Alexander announced his resignation March 1, saying he is retiring from his 40-year career in law enforcement but will continue working as an analyst for CNN.
His contract as deputy chief operating officer, Public Safety, began Dec. 16, 2013, and ended Dec. 31, 2016.
Alexander was first hired as DeKalb’s police chief in April 2013. As public safety director, he was responsible for overseeing police, fire, 911 and emergency services.

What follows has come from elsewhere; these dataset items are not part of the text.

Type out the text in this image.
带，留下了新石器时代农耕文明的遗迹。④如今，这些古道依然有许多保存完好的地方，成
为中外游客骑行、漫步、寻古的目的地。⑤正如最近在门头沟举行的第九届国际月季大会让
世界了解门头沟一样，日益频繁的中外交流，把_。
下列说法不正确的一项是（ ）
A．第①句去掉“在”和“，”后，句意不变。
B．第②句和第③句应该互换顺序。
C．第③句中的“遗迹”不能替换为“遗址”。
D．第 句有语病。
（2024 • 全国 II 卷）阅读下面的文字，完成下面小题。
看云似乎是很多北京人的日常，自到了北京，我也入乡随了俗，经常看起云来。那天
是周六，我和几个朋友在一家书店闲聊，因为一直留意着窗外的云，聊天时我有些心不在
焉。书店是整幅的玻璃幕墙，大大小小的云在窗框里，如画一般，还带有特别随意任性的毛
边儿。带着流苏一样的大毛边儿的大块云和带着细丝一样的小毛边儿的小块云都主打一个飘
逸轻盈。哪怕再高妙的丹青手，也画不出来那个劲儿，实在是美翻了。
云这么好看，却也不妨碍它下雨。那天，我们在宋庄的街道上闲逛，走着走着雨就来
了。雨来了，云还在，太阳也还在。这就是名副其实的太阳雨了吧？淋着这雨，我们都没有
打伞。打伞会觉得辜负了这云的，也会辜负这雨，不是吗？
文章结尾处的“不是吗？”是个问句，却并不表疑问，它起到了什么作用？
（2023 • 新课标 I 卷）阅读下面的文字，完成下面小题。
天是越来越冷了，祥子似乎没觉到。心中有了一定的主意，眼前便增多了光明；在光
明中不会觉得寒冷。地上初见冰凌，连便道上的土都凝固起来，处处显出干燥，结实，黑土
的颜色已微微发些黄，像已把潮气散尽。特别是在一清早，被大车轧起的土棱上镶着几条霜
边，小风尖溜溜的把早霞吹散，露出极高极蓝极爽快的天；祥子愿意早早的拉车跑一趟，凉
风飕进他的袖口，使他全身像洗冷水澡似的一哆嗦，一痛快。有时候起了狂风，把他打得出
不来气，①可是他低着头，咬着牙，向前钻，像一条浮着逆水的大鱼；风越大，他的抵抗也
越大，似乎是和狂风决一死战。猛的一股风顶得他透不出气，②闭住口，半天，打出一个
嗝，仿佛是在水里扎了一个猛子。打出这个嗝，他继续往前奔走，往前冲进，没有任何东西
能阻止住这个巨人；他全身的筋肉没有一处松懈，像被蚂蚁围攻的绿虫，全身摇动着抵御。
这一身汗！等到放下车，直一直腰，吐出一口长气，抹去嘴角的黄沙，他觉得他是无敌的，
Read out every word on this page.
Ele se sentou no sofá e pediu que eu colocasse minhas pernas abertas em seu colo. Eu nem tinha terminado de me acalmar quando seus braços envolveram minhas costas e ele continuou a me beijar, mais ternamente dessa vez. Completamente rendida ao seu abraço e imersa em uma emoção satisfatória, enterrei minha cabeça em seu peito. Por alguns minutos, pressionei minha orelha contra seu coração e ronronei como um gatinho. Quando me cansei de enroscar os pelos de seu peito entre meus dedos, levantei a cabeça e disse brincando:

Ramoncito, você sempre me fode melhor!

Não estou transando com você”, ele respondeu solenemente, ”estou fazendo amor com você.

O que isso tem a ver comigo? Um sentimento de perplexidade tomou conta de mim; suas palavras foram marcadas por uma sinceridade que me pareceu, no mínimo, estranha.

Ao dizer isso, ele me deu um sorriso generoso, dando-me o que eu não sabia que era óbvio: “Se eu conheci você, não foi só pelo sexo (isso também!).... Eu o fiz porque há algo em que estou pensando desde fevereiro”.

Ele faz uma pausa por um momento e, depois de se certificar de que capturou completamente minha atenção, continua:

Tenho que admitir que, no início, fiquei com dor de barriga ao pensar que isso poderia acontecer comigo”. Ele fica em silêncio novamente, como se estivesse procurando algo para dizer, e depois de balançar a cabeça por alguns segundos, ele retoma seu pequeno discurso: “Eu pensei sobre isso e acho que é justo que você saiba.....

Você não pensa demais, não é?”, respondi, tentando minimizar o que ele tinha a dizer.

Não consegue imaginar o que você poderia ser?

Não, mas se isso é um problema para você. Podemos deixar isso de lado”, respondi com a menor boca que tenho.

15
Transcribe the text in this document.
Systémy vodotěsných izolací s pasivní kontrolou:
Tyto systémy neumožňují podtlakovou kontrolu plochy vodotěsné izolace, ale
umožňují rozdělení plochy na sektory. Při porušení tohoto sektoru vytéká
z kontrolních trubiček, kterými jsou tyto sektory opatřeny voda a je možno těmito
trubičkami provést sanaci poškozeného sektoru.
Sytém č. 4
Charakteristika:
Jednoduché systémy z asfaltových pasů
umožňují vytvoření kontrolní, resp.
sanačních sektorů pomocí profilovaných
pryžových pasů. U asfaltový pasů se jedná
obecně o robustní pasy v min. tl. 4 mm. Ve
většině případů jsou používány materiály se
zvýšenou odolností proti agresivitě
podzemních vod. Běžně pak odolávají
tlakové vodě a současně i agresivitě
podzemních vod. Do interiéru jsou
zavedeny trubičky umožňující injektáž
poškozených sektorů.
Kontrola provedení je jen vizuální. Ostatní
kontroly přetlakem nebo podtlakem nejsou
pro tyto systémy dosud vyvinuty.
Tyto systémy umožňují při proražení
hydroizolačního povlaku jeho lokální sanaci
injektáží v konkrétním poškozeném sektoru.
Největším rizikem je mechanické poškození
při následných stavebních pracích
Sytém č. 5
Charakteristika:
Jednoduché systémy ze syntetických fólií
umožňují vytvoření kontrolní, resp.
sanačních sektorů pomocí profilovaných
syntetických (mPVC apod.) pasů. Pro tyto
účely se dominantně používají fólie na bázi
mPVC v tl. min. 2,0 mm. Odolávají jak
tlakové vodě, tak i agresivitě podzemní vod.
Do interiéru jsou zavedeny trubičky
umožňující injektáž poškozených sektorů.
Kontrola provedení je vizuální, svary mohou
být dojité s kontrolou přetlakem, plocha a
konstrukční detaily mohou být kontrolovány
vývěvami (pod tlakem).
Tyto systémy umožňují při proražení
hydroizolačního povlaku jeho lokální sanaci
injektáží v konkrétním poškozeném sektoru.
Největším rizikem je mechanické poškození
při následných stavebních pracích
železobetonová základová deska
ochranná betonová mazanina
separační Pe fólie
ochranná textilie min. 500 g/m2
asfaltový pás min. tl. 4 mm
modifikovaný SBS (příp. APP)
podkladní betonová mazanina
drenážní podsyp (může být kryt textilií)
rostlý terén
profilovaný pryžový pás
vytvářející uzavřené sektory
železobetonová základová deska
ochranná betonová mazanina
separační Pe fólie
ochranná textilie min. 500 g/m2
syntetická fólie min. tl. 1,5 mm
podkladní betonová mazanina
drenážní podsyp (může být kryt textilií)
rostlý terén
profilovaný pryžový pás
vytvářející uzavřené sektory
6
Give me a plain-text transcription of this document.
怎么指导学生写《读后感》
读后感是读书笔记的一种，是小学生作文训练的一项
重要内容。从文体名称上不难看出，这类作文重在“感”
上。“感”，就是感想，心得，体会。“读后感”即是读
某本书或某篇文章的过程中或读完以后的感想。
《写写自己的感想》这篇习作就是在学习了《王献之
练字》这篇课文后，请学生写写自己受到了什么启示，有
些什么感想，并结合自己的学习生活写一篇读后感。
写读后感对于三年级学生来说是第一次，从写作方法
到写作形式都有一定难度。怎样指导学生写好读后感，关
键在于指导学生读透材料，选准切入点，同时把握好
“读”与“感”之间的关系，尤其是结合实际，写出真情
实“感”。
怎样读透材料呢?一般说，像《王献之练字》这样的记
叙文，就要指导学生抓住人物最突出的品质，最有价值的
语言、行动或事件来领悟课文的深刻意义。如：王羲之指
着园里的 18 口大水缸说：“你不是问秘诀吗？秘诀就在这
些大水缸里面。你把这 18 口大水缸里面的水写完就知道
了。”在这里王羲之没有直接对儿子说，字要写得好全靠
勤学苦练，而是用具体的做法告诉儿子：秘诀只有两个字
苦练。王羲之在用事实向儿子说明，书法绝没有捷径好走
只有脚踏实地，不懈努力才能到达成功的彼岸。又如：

The DeKalb Fraternal Order of Police is hoping the $176,800 public safety director position will be abolished so its salary can go toward officer salaries.
DeKalb CEO Micheal Thurmond praised Alexander for doing “an excellent job” leading the department but he says the position will remain vacant for now and likely permanently.
During his tenure in DeKalb, a grand jury brought charges against Officer Robert Olsen, who was indicted in the shooting death of naked and unarmed Anthony Hill, a mentally ill Air Force veteran.
Kevin Davis, a Decatur man, was also shot by police in his apartment on Dec. 29, 2014 after he called 911 for help when his girlfriend was stabbed by a roommate. A grand jury recommended no charges against Officer Joseph Pitts, who said he twice ordered Davis to drop a firearm.
Alexander, who has a doctorate in clinical psychology, is president of the National Organization of Black Law Enforcement Executives, and a national advocate for better policing. In August 2014, he traveled to Ferguson, Mo., after the shooting of Michael Brown to help calm that city.
Last year, he was a finalist for the Chicago police superintendent job but Chicago Mayor Rahm Emanuel promoted from within, elevating his police department’s chief of patrol Eddie Johnson to the top job.
Alexander published “The New Guardians: Policing in America’s Communities For the 21st Century” last year. The book emphasized community policing, where cops work their beats as trusted guardians instead of crusading warriors.